Three year ago, Vietcombank and VIB were the two banks out of ten banks selected to pilot Basel II standards and requested to meet the standards with the deadline of 2020. The other banks include Vietinbank, BIDV, ACB, VPBank, Techcombank, MB, Maritime Bank and Sacombank.
Basel II is the second version of the Basel Accord that introduces a series of approaches to control risks of credit, market and operation of banks rather than just focusing on credit like Basel I.
The requirement for capital adequacy ratio (CAR) of Basel II is still the same at eight percent; however, without the increase of charter capital, CAR of banks will become below the required level as the prescribed elements of market and operational risks now added to the denominator.
According to the State Bank of Vietnam (SBV), Vietcombank and VIB have clearly demonstrated their determination to apply standards of Basel Committee in risk management and banking administration through coordination with consulting companies to analyse the status, review the gap in governance, databases, etc., to develop a comprehensive road map for application of Basel II.
At the same time, two banks have organized and implemented a number of projects for the application of Basel II standards.
Vietcombank is one of the largest banks in Vietnam and operating most effectively in the banking sector. Its market capitalization of nearly $9 billion is double that of BIDV and Vietinbank.
The bank has total assets of approximately VND1 million billion (over $42.9 billion), of which loan size accounts for approximately VND627 trillion (over $26.9 billion). The bank is also mobilizing about VND773 billion ($33.2 million) of deposits from customers.
Last year, Vietcombank recorded a pre-tax profit of VND11.3 trillion ($485 million), a record profit in the banking sector. In the first nine months of this year, Vietcombank recorded a pre-tax profit of VND11,683 billion (nearly $502million).
Vietcombank aims to become one of the 100 largest banks in Asia and one of the 300 largest financial banking groups in the world, managed by the best international standards.
Meanwhile, VIB is a medium-sized bank with a capitalization of less than US $1 billion. By the end of September, the bank had total assets of more than VND132 trillion ($5.59 billion). VIB's loan size is about VND90 trillion ($3.86 billion) and the total customer deposits are about VND80 trillion ($3.44 billion).
The bank recorded pre-tax profits of VND1,124 billion ($48.3 million) last year and VND1.72 trillion in the first nine months ($73.9 million).
According to the bank's announcement, the successful implementation of Basel II helped VIB to launch business strategies and well-defined policies on customer, products, risk management and pricing policies to optimize capital and assets at risk.
Previously, in July 2018, VIB became the fifth bank in Vietnam banking system to complete the acquisition of all bad debts sold to Asset Management Company of Vietnam (VAMC), to put its balance sheet in only one book - an important step to apply Basel II.

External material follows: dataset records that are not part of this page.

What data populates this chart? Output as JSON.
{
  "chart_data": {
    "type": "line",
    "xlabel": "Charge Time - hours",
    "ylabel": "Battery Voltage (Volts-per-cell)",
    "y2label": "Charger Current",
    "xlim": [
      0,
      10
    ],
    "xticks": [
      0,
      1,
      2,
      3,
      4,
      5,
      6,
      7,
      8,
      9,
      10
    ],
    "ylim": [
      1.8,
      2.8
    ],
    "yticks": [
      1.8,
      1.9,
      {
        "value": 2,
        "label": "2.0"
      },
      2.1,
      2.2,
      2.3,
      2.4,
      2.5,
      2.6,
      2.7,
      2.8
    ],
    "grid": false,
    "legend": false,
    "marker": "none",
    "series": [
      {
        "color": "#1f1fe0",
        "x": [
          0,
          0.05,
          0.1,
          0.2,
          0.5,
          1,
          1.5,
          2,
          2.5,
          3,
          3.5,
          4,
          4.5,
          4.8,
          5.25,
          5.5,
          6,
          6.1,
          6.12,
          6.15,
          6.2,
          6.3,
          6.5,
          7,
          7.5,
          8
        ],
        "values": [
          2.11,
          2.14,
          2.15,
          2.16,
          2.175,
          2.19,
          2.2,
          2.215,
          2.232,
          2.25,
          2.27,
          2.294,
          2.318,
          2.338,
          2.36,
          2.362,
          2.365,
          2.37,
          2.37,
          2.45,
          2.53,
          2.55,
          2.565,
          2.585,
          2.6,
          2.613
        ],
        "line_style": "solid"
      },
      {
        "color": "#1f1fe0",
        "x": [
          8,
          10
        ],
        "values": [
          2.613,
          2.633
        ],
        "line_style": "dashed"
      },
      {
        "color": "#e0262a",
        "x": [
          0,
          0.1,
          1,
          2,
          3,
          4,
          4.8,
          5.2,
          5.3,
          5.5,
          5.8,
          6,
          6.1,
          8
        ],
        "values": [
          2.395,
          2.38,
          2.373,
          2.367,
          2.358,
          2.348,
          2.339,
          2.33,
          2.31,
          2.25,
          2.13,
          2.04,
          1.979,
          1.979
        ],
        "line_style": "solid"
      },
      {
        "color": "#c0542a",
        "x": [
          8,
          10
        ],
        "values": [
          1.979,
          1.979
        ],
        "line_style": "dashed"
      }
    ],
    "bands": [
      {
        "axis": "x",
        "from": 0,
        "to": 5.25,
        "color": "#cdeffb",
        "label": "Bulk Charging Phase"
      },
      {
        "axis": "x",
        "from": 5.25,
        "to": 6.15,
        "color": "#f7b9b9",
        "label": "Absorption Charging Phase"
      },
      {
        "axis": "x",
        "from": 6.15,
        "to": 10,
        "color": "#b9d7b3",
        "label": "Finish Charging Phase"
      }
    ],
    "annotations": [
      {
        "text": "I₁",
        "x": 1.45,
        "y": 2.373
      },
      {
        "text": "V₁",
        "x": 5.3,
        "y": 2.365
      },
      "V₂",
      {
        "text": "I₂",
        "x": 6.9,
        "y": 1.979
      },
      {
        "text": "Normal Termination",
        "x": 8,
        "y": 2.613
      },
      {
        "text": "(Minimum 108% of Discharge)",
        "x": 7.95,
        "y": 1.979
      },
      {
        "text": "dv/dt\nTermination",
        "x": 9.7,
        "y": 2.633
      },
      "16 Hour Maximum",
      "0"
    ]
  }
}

Basel II is the second of the Basel Accords, which are recommendations on banking laws and regulations issued by the Basel Committee on Banking Supervision. Basel II uses a "three pillars" concept, including:
Pillar I: Minimum capital requirements. It deals with maintenance of regulatory capital calculated for three major components of risk that a bank faces: credit risk, operational risk, and market risk.
Pillar II: Supervisory review. It sets up the principles of risk management and supervision through the management system with three lines of defense and strict regulations in the Bank's capital adequacy management process as well as the supervision role of the State Bank.
Pillars III: Market principles and information disclosure. Banks will be required to disclose information that focuses on key parameters, risks and risk management. Such disclosures are considered a prerequisite for the effectiveness of the banking market principle.